DON'T TORTURE A DUCKLING
(1972)
Overall: MEH
Two giallos in a row, the appropriately titled Don't Torture a Duckling, (Non si sevizia un paperino), once again saw Lucio Fulci working with screenwriter Roberto Gianviti, switching to rural, southern Italy where of course murders are happening that present everyone as a suspect and continually confound the authorities. This one is noteworthy for introducing the type of nasty violence that Fulci's later film's would become highly renowned for. Though the gore level may be comparatively less prominent than later releases, it is still unpleasantly violent and sleazy as we see a woman get brutally beaten to death and another one blatantly tease a young boy whilst fully nude. It is the type of misogynistic and exploitative stuff that was often common in such European commodities of the day and it gets a laugh now for how in bad taste it is. The plot is very standard of the giallo genre and kind of a bore because of it, depending on how much of a fan one is. Characters get posed as suspects so early on that of course it cannot ever be that simple, so there is little to no suspense when the movie presents these people as such. By the time you are at the ending, there is hardly anyone left and the script kind of goes with an easy twist, all things considered.
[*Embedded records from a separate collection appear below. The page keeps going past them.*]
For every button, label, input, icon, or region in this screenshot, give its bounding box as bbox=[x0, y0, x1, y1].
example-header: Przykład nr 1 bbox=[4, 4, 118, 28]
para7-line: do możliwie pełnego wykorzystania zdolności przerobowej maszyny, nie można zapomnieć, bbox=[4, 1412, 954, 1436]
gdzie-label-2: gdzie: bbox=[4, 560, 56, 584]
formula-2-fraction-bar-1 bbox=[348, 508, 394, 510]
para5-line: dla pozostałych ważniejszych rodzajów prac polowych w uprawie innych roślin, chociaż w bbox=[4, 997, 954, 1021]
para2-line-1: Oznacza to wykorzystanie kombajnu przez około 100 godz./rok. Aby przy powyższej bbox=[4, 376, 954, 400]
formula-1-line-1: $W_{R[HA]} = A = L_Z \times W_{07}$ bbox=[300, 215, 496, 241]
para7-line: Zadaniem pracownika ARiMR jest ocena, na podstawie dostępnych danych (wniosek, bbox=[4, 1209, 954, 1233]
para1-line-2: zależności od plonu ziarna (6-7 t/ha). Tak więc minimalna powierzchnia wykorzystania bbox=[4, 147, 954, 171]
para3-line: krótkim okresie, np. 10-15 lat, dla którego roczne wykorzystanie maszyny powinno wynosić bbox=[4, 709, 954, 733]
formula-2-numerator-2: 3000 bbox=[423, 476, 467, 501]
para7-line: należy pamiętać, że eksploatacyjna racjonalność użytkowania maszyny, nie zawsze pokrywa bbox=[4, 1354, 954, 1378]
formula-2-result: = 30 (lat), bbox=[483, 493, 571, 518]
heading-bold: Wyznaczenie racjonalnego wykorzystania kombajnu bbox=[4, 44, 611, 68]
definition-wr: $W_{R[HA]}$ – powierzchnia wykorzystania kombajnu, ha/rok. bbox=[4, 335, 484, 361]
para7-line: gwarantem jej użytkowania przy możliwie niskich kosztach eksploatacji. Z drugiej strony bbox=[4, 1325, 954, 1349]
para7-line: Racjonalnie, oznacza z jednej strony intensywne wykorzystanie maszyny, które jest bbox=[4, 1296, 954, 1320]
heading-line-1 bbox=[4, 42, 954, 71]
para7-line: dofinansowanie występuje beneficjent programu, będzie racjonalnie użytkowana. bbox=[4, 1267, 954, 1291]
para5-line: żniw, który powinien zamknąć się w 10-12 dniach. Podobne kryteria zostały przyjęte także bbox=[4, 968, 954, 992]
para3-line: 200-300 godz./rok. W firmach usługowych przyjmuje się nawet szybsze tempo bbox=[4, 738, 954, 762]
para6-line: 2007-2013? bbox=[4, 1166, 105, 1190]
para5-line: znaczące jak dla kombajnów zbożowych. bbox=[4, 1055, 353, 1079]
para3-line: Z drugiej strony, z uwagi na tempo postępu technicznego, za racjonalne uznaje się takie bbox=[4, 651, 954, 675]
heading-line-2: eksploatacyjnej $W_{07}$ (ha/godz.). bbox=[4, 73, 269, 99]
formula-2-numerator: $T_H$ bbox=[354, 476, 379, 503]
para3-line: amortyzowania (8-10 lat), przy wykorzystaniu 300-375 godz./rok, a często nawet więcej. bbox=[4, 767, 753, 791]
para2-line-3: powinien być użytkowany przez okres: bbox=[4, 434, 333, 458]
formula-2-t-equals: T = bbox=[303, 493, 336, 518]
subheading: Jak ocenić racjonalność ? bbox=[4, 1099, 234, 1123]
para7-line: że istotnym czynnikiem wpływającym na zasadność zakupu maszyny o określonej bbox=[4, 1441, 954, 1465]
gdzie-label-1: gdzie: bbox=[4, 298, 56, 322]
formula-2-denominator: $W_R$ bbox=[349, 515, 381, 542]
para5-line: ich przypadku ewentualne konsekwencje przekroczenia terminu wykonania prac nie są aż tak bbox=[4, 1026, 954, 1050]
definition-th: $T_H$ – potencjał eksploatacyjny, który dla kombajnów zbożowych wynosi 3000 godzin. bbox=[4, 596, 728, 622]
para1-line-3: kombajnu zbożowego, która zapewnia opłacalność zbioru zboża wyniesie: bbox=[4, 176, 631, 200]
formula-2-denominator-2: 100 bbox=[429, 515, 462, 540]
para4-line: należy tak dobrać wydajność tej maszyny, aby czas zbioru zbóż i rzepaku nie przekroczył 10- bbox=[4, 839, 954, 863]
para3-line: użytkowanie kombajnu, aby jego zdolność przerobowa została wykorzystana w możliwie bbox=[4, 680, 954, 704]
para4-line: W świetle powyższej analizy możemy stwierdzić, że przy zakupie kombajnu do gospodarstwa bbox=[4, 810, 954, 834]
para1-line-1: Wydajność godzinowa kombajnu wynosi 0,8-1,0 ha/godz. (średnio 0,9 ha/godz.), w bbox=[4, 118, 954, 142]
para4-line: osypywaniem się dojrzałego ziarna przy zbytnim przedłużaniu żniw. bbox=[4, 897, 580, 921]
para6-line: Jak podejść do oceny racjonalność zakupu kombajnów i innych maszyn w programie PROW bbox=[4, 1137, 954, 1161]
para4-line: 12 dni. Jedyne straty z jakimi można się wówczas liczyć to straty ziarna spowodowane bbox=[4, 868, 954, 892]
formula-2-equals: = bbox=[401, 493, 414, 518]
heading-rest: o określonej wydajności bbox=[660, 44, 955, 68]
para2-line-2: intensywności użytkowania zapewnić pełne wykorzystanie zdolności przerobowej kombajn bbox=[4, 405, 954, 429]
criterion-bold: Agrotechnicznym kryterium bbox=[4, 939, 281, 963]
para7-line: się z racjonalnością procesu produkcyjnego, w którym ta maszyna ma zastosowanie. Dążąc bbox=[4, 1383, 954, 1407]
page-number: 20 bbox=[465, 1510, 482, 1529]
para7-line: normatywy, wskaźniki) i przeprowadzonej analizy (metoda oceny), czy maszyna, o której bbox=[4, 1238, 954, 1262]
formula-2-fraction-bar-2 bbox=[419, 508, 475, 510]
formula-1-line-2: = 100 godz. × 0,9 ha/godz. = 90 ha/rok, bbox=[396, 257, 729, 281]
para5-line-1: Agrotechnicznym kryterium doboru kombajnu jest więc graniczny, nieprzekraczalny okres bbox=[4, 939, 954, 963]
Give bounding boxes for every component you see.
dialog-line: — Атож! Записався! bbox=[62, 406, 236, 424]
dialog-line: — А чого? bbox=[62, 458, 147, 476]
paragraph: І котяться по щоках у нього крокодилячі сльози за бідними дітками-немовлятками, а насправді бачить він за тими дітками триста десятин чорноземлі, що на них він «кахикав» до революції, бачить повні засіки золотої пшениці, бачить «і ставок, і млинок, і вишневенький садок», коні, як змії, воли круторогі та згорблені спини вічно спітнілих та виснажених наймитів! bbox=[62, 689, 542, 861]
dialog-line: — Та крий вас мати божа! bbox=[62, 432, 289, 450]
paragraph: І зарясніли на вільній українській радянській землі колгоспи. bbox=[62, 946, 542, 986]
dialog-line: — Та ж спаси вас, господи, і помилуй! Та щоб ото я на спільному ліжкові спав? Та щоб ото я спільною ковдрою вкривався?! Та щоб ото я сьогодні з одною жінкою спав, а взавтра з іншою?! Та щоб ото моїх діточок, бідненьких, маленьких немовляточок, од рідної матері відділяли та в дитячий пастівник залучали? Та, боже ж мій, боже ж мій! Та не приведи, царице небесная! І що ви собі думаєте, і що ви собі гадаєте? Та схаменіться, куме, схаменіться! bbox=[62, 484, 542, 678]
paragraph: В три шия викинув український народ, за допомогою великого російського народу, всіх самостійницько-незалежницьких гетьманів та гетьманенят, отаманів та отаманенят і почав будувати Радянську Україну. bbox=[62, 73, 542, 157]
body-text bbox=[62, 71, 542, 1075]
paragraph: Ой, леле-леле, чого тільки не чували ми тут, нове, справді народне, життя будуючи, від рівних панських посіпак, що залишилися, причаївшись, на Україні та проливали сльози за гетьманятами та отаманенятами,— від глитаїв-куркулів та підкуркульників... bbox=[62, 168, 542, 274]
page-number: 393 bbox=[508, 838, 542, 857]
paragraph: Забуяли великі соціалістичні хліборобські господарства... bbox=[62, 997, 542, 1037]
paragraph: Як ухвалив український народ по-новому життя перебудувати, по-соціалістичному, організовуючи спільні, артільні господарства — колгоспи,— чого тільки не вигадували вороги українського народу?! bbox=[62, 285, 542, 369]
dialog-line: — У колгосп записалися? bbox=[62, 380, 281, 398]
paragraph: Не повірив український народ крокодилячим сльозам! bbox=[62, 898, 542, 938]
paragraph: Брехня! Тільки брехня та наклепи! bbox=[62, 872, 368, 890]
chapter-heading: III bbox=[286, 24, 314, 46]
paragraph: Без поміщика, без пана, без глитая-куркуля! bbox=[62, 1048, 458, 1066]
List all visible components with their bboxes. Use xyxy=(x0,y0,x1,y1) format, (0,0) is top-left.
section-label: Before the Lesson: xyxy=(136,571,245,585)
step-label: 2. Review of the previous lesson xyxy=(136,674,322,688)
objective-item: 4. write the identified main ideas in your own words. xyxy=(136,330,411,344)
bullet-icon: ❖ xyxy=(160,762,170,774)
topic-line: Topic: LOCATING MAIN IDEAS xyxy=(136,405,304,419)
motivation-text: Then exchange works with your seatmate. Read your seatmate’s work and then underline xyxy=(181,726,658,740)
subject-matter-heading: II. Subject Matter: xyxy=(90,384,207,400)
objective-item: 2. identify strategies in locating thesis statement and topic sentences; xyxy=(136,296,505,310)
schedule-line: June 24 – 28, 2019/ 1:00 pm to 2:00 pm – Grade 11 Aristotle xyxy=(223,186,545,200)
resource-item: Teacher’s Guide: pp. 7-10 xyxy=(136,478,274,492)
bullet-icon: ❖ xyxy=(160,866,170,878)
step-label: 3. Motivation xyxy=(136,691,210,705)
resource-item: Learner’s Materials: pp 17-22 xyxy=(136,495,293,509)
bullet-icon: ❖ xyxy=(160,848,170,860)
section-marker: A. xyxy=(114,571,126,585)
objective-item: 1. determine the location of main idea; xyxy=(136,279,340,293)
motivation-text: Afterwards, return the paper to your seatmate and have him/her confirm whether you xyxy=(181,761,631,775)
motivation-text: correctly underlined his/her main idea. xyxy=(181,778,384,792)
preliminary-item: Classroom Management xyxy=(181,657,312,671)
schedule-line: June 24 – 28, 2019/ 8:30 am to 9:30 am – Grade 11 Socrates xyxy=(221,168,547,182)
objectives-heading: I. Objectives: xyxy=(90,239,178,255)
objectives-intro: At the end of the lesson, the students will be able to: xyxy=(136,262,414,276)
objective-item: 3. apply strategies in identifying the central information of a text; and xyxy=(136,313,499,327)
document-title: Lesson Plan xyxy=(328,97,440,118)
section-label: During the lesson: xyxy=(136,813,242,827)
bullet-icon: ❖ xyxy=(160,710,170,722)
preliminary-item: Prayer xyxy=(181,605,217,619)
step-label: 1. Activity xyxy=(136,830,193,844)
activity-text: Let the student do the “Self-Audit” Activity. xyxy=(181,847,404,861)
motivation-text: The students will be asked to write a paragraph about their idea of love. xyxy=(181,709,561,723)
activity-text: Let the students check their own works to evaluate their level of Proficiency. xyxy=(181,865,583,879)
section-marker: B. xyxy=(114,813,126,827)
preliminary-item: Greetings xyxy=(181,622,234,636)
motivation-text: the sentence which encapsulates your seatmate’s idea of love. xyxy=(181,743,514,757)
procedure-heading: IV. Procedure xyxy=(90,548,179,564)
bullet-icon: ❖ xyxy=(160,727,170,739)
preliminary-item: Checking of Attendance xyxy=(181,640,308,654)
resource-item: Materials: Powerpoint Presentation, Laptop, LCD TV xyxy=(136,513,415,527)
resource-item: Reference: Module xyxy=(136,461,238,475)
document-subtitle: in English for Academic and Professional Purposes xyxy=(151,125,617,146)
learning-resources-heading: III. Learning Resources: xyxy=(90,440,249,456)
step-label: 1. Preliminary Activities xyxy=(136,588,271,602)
Of course, what giallo would be complete without wildly clashing music, Riz Ortolani's lush, romantic score here naturally playing over some of the most brutal murder scenes?
SETTE NOTE IN NERO
(1977)
Overall: GOOD
Working again with screenwriters Roberto Gianviti and Dardano Sacchetti, both of whom he collaborated with several times before and since, Lucio Fulci's Sette note in nero, (Seven Notes In Black, The Psychic, Murder to the Tune of the Seven Black Notes, Death Tolls Seven Times), is probably the director's strongest, straight-forward giallo. Revolving around a clairvoyant woman who can see the past, present, and future though not necessarily positive of which time-frame she is having visions of, it gives the film a solid and unique enough premise to put the mystery together, differentiating itself from others in the genre. There are some hokey moments of bringing back vital dialog in voice over at crucial scenes just in case the audience are morons, plus at least one gargantuan plot hole happens near the end where a man is left severely injured in an abandoned church only to find himself fully diagnosed, bandaged, and taken care of in a hospital mere moments later it seems. Yet aside from these kind of goofy details, the script unveils its secrets excellently and Fulci and cinematographer Sergio Salvati keep everything visually enticing. For a Fulci movie, it is very low on gore and utterly absent of any sexually-charged imagery, but it needs neither of these things to keep it on the higher end of such Italian thrillers.
ZOMBI 2
(1979)
Overall: GOOD
Outside of his initial giallos, Lucio Fulci's first bonafide horror film was Zombie 2, (Sanguella, The Island of the Living Dead, Zombie Flesh Eaters, Zombie: The Dead Walk Among Us, Gli Ultimi Zombi, Woodoo, L'Enfer de Zombies, Zombie 2: The Dead Are Among Us, Nightmare Island, and just Zombie). A typical, Italian cash-in/unofficial Euro-sequel to George A. Romero's Dawn of the Dead, it has held up as one of the quintessential walking corpse movies in its own right. While the story follows a coherent structure, it is as illogically silly as any other film of its kind. There is a graveyard full of conquistadors that rise up JUUUUUUST at the moment our main characters happen to take five there, a brilliantly ridiculous zombie vs. shark fight, (why was that zombie there to begin with?), and the usual question as to why some recently dead were left lying around without bullet holes in their heads to keep them from coming up while others were bulleted immediately. Lest we forget, why would our heroes make a last stand in a building they willingly set fire to with themselves still in it when they then simply leave out the back and jump on a boat anyway? Just as he would in his "Gates of Hell" trilogy, Fulci's zombies move at a typical snails pace and nearly every character who gets bit by them could have easily NOT gotten bit by them, simply by side-stepping a tad. All this aside though, it is still a lot of damn fun.